We drive aimlessly across the pancake flat coastal plain to the south of Roses. It looks to be very fertile agricultural country, with seemingly endless fields of apples, corn and olives. We hope to find a road that follows the coast, but they all seem to only go into and out of the coastal camping grounds. There aren't too many road signs out here and we get lost going through most of the many small villages. We see a large campervan that looks like it might know where it's going, so we decide to follow it. It turns out to be more lost than we are and all we end up doing is repeating the same U-turns that it's doing. We see a large truck hurtling towards us on the wrong side of the road. But no, it's us who are on the wrong side; fortunately we manage to lurch back onto the right side just in time to avoid a nasty collision.

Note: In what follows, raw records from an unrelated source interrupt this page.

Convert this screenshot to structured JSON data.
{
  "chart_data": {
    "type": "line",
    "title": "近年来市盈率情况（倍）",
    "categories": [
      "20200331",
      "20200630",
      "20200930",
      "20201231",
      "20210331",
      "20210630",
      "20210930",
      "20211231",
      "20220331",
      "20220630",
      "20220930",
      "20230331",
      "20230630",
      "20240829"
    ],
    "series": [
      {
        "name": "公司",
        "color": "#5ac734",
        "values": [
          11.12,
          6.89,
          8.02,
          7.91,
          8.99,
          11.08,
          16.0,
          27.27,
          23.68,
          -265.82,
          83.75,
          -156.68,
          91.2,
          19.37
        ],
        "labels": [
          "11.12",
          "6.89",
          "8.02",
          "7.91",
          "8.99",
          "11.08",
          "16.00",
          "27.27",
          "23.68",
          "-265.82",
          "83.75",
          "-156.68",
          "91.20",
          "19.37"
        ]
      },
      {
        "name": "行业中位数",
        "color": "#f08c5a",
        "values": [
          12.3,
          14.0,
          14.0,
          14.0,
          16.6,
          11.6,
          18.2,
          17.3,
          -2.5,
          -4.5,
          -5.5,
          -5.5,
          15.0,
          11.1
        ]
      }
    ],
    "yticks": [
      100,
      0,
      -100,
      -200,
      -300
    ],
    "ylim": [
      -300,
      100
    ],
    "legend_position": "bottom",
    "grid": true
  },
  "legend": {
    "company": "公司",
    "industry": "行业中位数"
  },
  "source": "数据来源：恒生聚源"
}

We drive back into Roses to get some lunch. The rain's now heavier than ever, so decide we'll probably be better off vegging back at the apartment for the rest of the day, and hoping that it'll clear up tomorrow.

Issy Googles "Japanese restaurants near me" and comes up empty, so we wander into Canyelles in search of dinner yet again. The top rated restaurant's booked out, as it was last night, so we go into the only other eatery that we haven't been to yet. The waitress arrives with my tall dessert glass of ice cream. As she goes to put it down the cup falls over and the contents tips out all over the table. I suspect she's glad we can see the funny side; we all get the giggles. It's been a fairly boring day; this has probably been the highlight. Most of the people in here seem to French, and the other young waitress seems to speak fluent French and English. We ask her how many languages she speaks and how she learnt them. She says she speaks Catalan, Spanish, English, French and a bit of Dutch. She says that her family's French, and that she picked up English just from working here. She says that she finds English the most difficult of the five languages, but we 're not having any trouble at all understanding her. I don't understand how anyone could possibly pick up a difficult language just by working in a restaurant; but her brain's clearly wired a bit differently to mine. She says that she only speaks just enough Dutch to get by here. She says it's all deep guttural noises that make her throat hurt, and then goes on to demonstrate. I'm glad that we've finished eating. I've often wondered what language multi-lingual people think in. We put this to some of Issy's relatives, who are all fluent in Maltese and English, and they were split roughly half and half which left us none the wiser.